The Public Works Committee had approved those two topics to be forwarded to the CIP committee, but the CIP agenda — as authored by Jensen — included options for the projects which public works did not approve.

The options — as listed — were “1) Current facility; 2) Current facility-west side expansion; 3) Current facility-east side expansion; 4) New site facility; 5) Current facility and off-site lease/purchase.”

At an Aug. 19 meeting of the county’s capital improvement subcommittee, both Jensen and supervisor Jack Sorensen broke from the meeting’s agenda in a spontaneous discussion about the merits of building an entirely new highway department facility. 

Following that meeting, The Lakeland Times filed open-meeting complaints against both supervisors for the unauthorized discussion.

Upon reading the CIP agenda at last Thursday’s public works meeting, supervisor Scott Holewinski balked.

“So, Robb, I’m looking at that agenda and I don’t understand down here where it says ‘Highway facility options,’” Holewinski said.

“What I tried to do ... was, when this came up before, and the whole thing with the complaint — whether I violated open meetings (laws) by discussing potential options — if you remember, on the fuel upgrade project, there were three options,” Jensen replied.

“Yeah, but this says ‘new site facility,’ and I don’t think we forwarded anything (about that) to capital improvements,” Holewinski said.

“We haven’t,” Jensen clarified. “So the brine one had four options, OK? So, if you’re of the opinion that you’re going to evaluate those two projects, and each with the belief that this current facility will stay as-is — no changes — there may be discussion about if we were to do the west side expansion, how would that impact ...”

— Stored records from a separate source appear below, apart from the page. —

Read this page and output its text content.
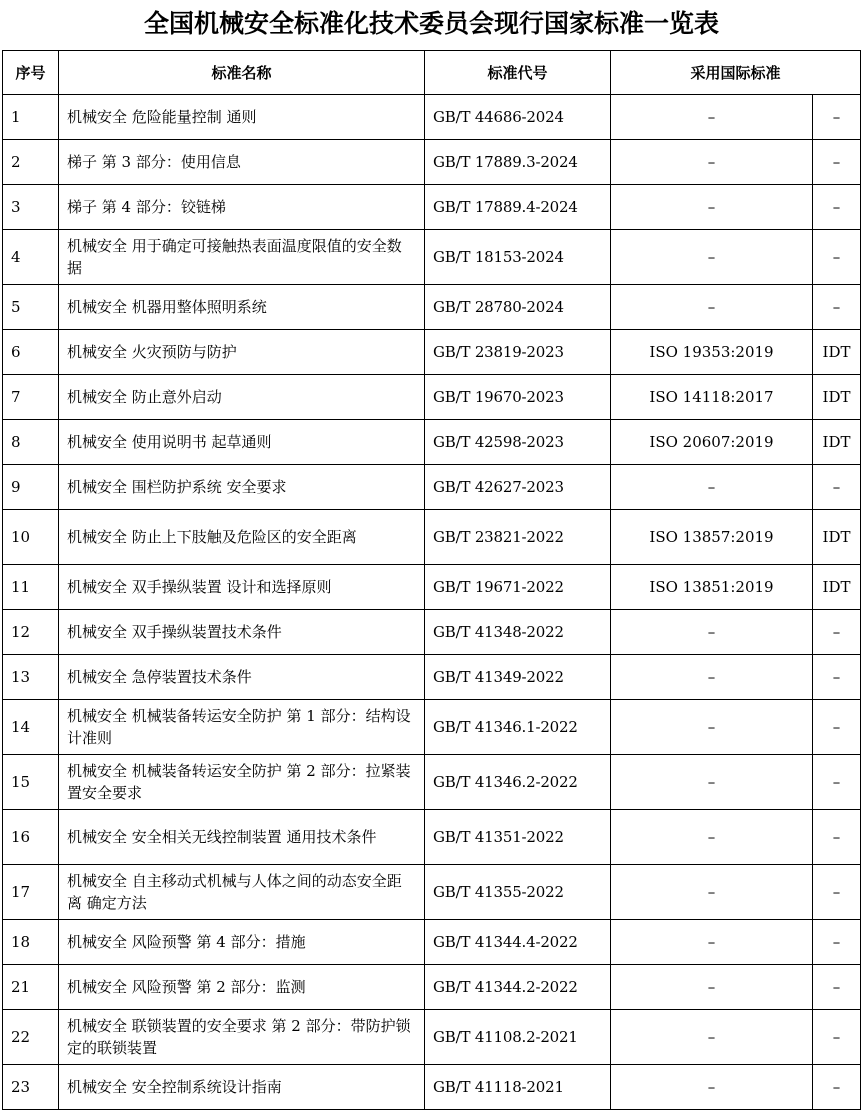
全国机械安全标准化技术委员会现行国家标准一览表
序号	标准名称	标准代号	采用国际标准	
1	机械安全 危险能量控制 通则	GB/T 44686-2024	–	–
2	梯子 第 3 部分：使用信息	GB/T 17889.3-2024	–	–
3	梯子 第 4 部分：铰链梯	GB/T 17889.4-2024	–	–
4	机械安全 用于确定可接触热表面温度限值的安全数据	GB/T 18153-2024	–	–
5	机械安全 机器用整体照明系统	GB/T 28780-2024	–	–
6	机械安全 火灾预防与防护	GB/T 23819-2023	ISO 19353:2019	IDT
7	机械安全 防止意外启动	GB/T 19670-2023	ISO 14118:2017	IDT
8	机械安全 使用说明书 起草通则	GB/T 42598-2023	ISO 20607:2019	IDT
9	机械安全 围栏防护系统 安全要求	GB/T 42627-2023	–	–
10	机械安全 防止上下肢触及危险区的安全距离	GB/T 23821-2022	ISO 13857:2019	IDT
11	机械安全 双手操纵装置 设计和选择原则	GB/T 19671-2022	ISO 13851:2019	IDT
12	机械安全 双手操纵装置技术条件	GB/T 41348-2022	–	–
13	机械安全 急停装置技术条件	GB/T 41349-2022	–	–
14	机械安全 机械装备转运安全防护 第 1 部分：结构设计准则	GB/T 41346.1-2022	–	–
15	机械安全 机械装备转运安全防护 第 2 部分：拉紧装置安全要求	GB/T 41346.2-2022	–	–
16	机械安全 安全相关无线控制装置 通用技术条件	GB/T 41351-2022	–	–
17	机械安全 自主移动式机械与人体之间的动态安全距离 确定方法	GB/T 41355-2022	–	–
18	机械安全 风险预警 第 4 部分：措施	GB/T 41344.4-2022	–	–
21	机械安全 风险预警 第 2 部分：监测	GB/T 41344.2-2022	–	–
22	机械安全 联锁装置的安全要求 第 2 部分：带防护锁定的联锁装置	GB/T 41108.2-2021	–	–
23	机械安全 安全控制系统设计指南	GB/T 41118-2021	–	–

“But isn’t that supposed to come from our committee to them?” Holewinski interrupted. “That committee’s not supposed to decide what each department needs. Shouldn’t we be having those discussions before it goes to capital improvements?”

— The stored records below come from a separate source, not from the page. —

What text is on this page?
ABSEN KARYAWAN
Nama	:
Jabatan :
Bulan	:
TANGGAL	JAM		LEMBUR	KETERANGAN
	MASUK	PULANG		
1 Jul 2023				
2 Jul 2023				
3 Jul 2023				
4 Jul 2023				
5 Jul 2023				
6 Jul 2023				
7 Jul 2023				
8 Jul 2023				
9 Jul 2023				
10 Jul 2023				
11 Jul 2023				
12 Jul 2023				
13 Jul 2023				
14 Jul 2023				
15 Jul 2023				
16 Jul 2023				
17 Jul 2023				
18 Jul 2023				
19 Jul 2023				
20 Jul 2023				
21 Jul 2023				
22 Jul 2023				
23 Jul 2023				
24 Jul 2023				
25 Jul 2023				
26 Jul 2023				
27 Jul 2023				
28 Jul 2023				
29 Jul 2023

“That should happen beforehand,” supervisor Mike Timmons added.

“Gentlemen,” Jensen replied. “I’ve tried that; coming back and saying ‘Here’s the functions of the department,’ and we went nowhere. We went nowhere, so I’m just covering us. One could be the east side expansion. The other could be ‘you know what, we should continue to look at a new site.’ I don’t know ... I tried to cover all possible things that might be discussed.”

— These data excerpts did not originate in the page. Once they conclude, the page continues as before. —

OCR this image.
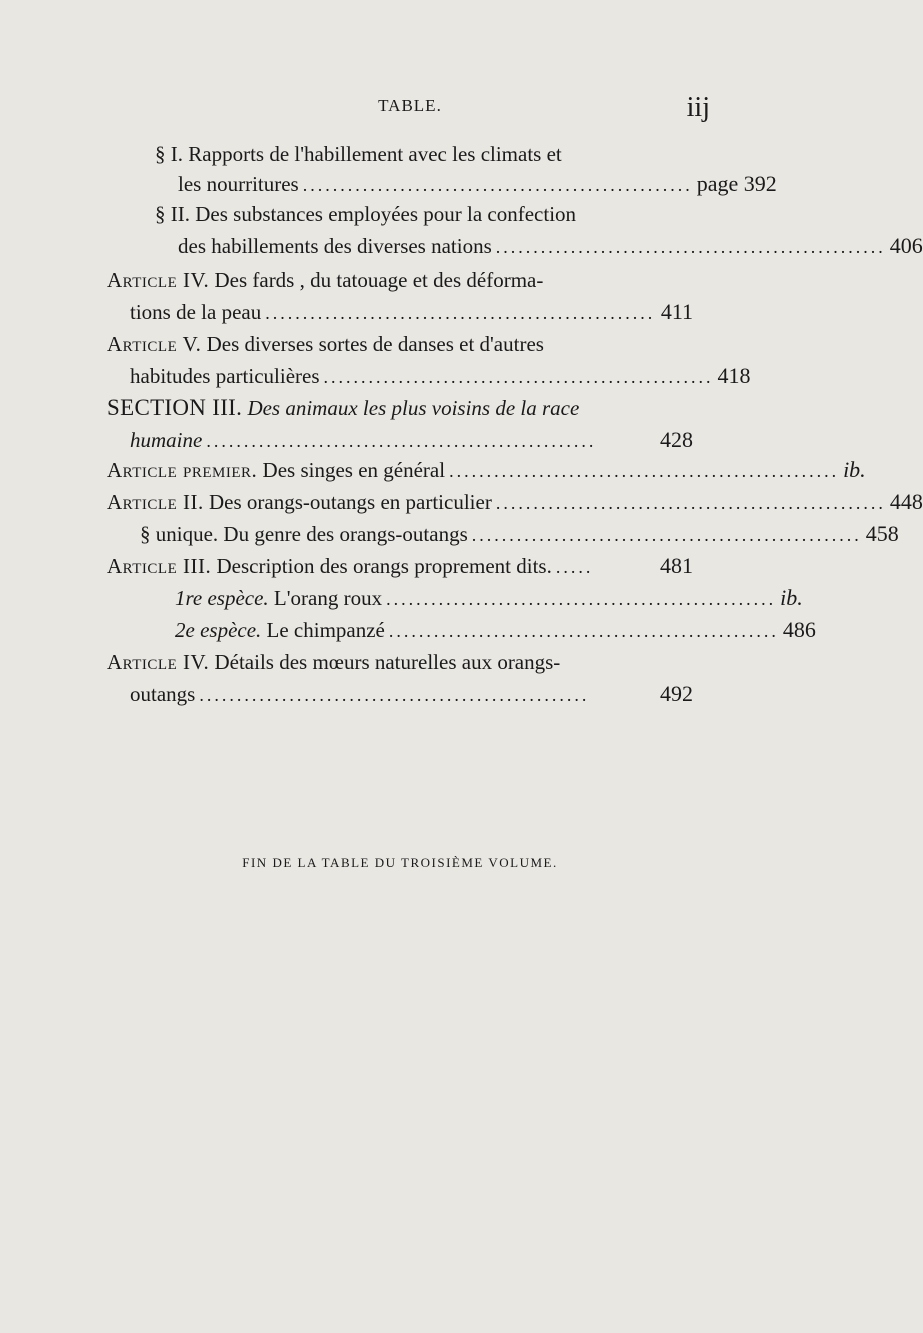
TABLE.	iij
§ I. Rapports de l'habillement avec les climats et
les nourritures .................................................... page 392
§ II. Des substances employées pour la confection
des habillements des diverses nations .................................................... 406
Article IV. Des fards , du tatouage et des déforma-
tions de la peau .................................................... 411
Article V. Des diverses sortes de danses et d'autres
habitudes particulières .................................................... 418
SECTION III. Des animaux les plus voisins de la race
humaine ....................................................	428
Article premier. Des singes en général .................................................... ib.
Article II. Des orangs-outangs en particulier .................................................... 448
§ unique. Du genre des orangs-outangs .................................................... 458
Article III. Description des orangs proprement dits. .....	481
1re espèce. L'orang roux .................................................... ib.
2e espèce. Le chimpanzé .................................................... 486
Article IV. Détails des mœurs naturelles aux orangs-
outangs ....................................................	492
FIN DE LA TABLE DU TROISIÈME VOLUME.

Agenda, procedural questions

“This is very vague,” Holewinski said in reference to the CIP agenda. “You’ve got a whole bunch of things listed here ... we never submitted these other things to the Capital (Improvements Committee). And you guys are going to discuss it at your committee level. I think we were supposed to submit capital improvements from here for that. I don’t think it was your — or that committee’s — deal to bring this forward on your own.”

“These are the two capital improvement projects: the fuel system upgrade and the brine building/storage building, OK?” Jensen replied. “Those are the two capital improvements ...”

“That we sent in,” Holewinski finished. “But we didn’t send all this other stuff in.”

“No,” Jensen said. “But we also didn’t decide as a committee ‘You know what? We’re going to do nothing on brine. Nothing. We’ll just keep status quo.’”

“In my opinion, option number one was all we talked about,” Timmons said.

“But what I’m saying is, there may be people that want to discuss that,” Jensen said. “I have to post it that way. It allows for all those discussions.”

“But that isn’t supported here,” Timmons objected.

“I’m going to go back to the (courthouse) elevator in 2019,” Jensen said. “The 2019 elevator project was approved for almost $1 million. The Capital Improvement Committee, through its process of discussing and vetting that project, eliminated it. Even though Buildings and Grounds forwarded that project on to be approved.”

“Well, I’m alright if you (the CIP committee) eliminate something,” Holewinski said, “But I think this discussion of a new facility and all that needs to come from here not from that committee over there. How does that committee know how this operation operates and what the needs are?”

“So, I guess what I’m hearing from you is, the recommendation of this committee is not to do anything until this committee makes a decision on this facility,” Jensen said. “Is that what I’m hearing?”

“No,” Holewinski answered. “I think the committee submitted this stuff up here (referring to the brine/storage building and fuel system upgrade), not all this stuff down here.”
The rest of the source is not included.